Despite the fact that Chinese consumers don’t often opt to eat raw vegetables, China is a highly strategic market to move into for Plenty. It’s production system provides the perfect answer to two of China’s largest food challenges – safety and quality, and land degradation.

The reason that Chinese consumers don’t opt for raw foods is directly tied to safety concerns, with most fresh foods being fried or boiled to combat any possible agri-chemical or pollution residues. In contrast, Plenty’s produce is organic and non-GMO, and is grown without the use of chemicals. To help consumers make the jump to trusting its produce, Plenty is also planning the integration of “experience centers” with each of its farms where consumers can sample the produce and learn how it is grown.

“After a decade of development driven by one of our founders, our technology is uniquely capable of growing hyper-organic food with no pesticides or GMOs while cutting water consumption by 99 percent, making locally-grown produce possible anywhere,” said Barnard.

China is home to 1.3 billion people, however it is also home to only 7 percent of the world’s arable land. And of this land, 40 percent is negatively affected by moderate to severe degradation brought on by excessive use of fertilizers and other non-sustainable production practices, reports Time. Compounding this problem is rampant urbanization, and the expectation that over the next 30 years, 300 million Chinese people will leave agriculture for cities – all while consumption rates continue to climb.

Amid these trends, Plenty foresees a future where every urban area with more than 1 million people will have one of their 100,000 square-foot vertical farms. Behind this goal is Plenty’s roster of investors. However, the startup is also negotiating with insurers and institutional investors for lines of credit to fund its expansion into some of the world’s areas with the least arable land, such as regions of Asia and the Middle East, according to Bloomberg, with the expectation to pay down the debt in three to five years, compared to a timeline of multiple decades for traditional agricultural operations.

From Cars to Kale

Another large announcement came from Plenty in October 2017, when Kurt Kelty, the former director of battery technology for Tesla,  joined the vertical farming startup as its senior vice president of operations and market development.

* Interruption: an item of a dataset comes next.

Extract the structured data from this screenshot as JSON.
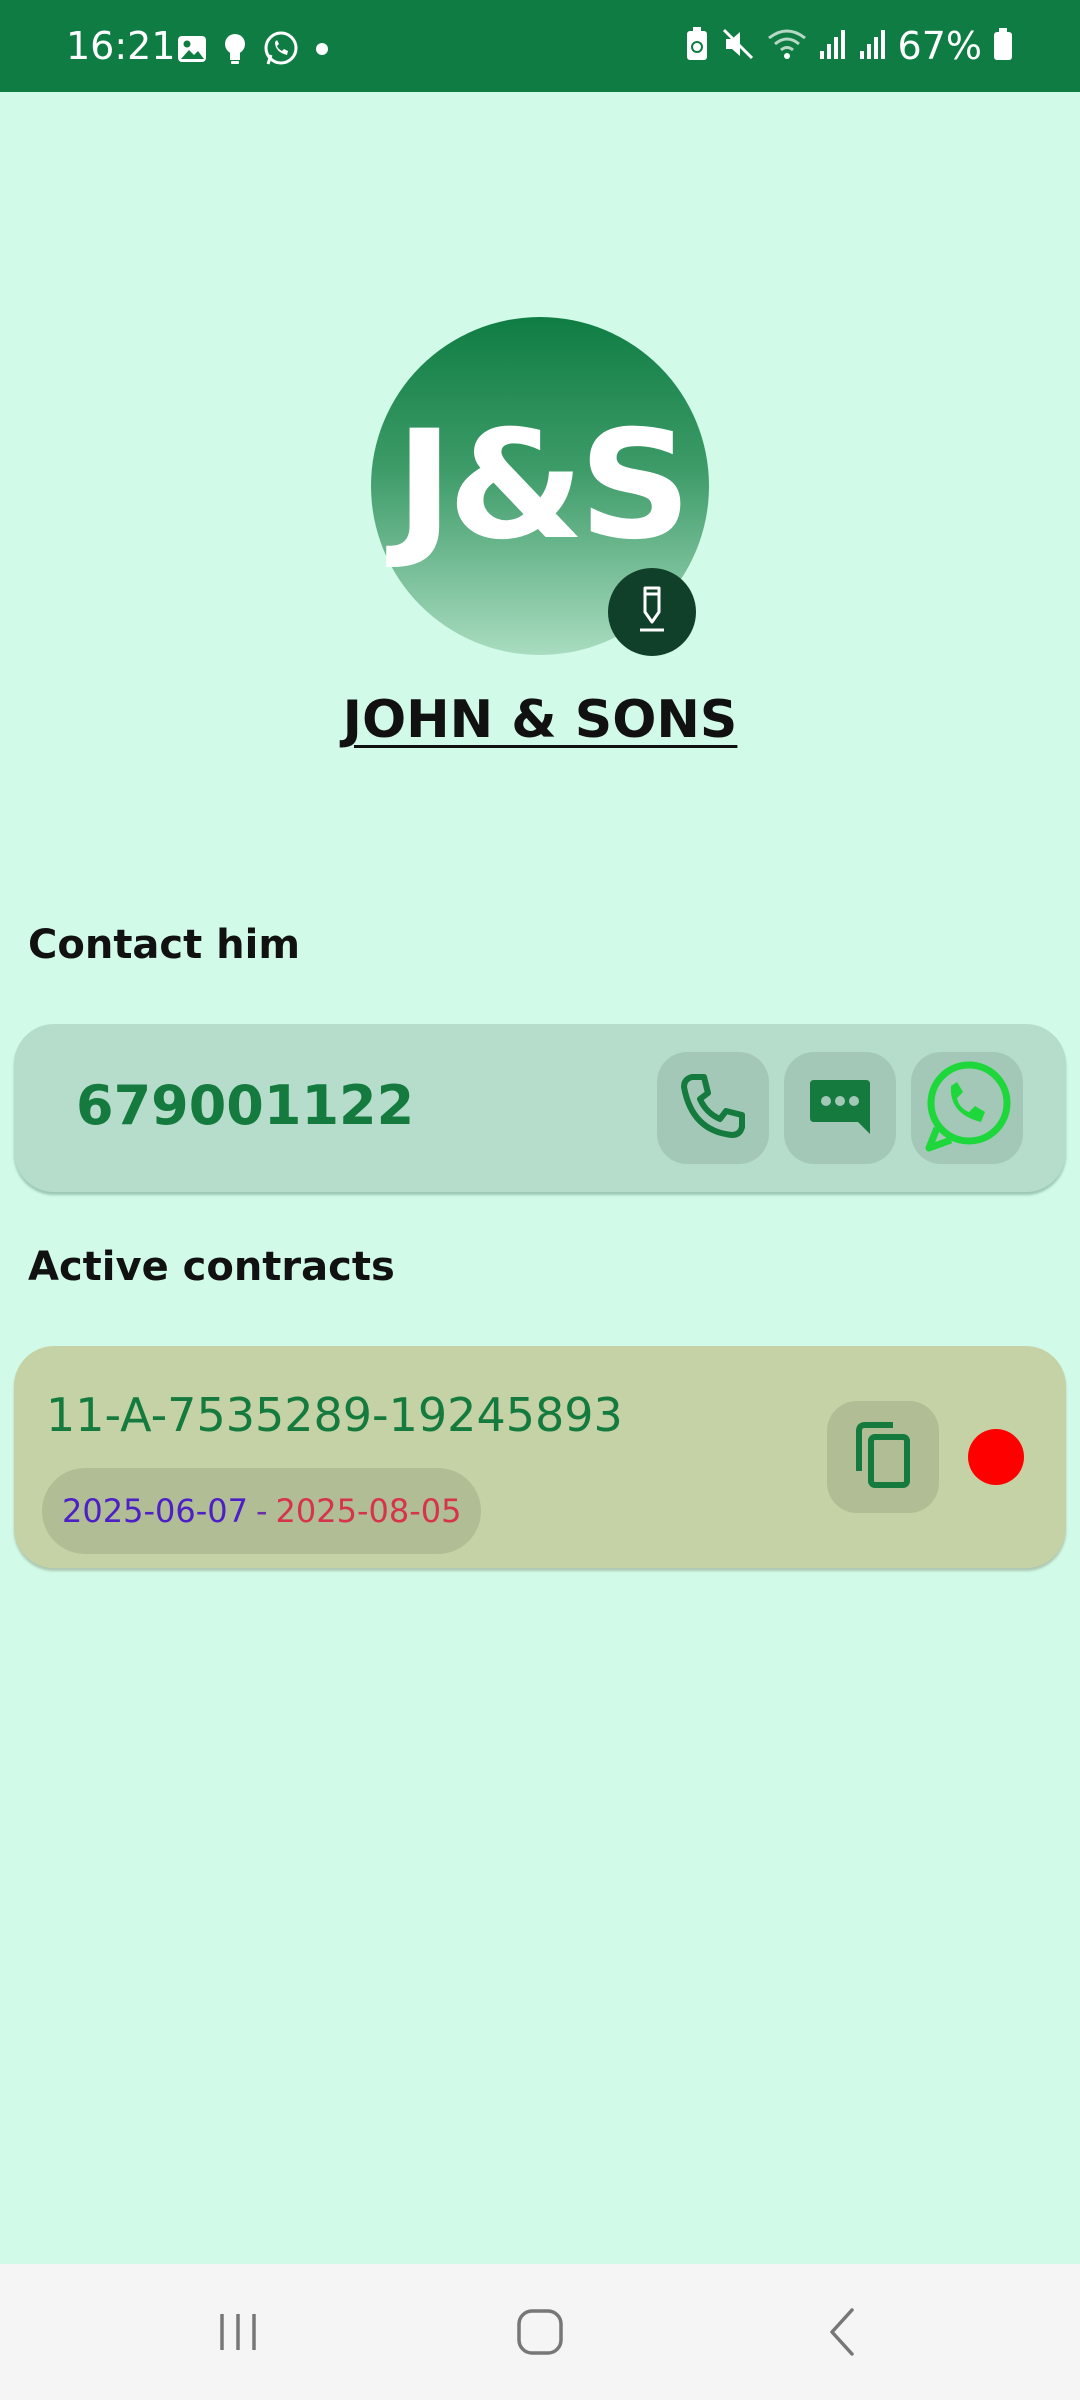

Kelty’s move from Tesla into the agtech space is indicative of the growing traction agtech has been rapidly gaining in recent years, with not only investors, but farmers and consumers as well.

“At Tesla I was employee number fifty or sixty,” Kelty told Bloomberg. “It’s a very different company from when I joined. I wanted to figure out where I would contribute to the next big wave. I see my next 10-year-run as growing Plenty.”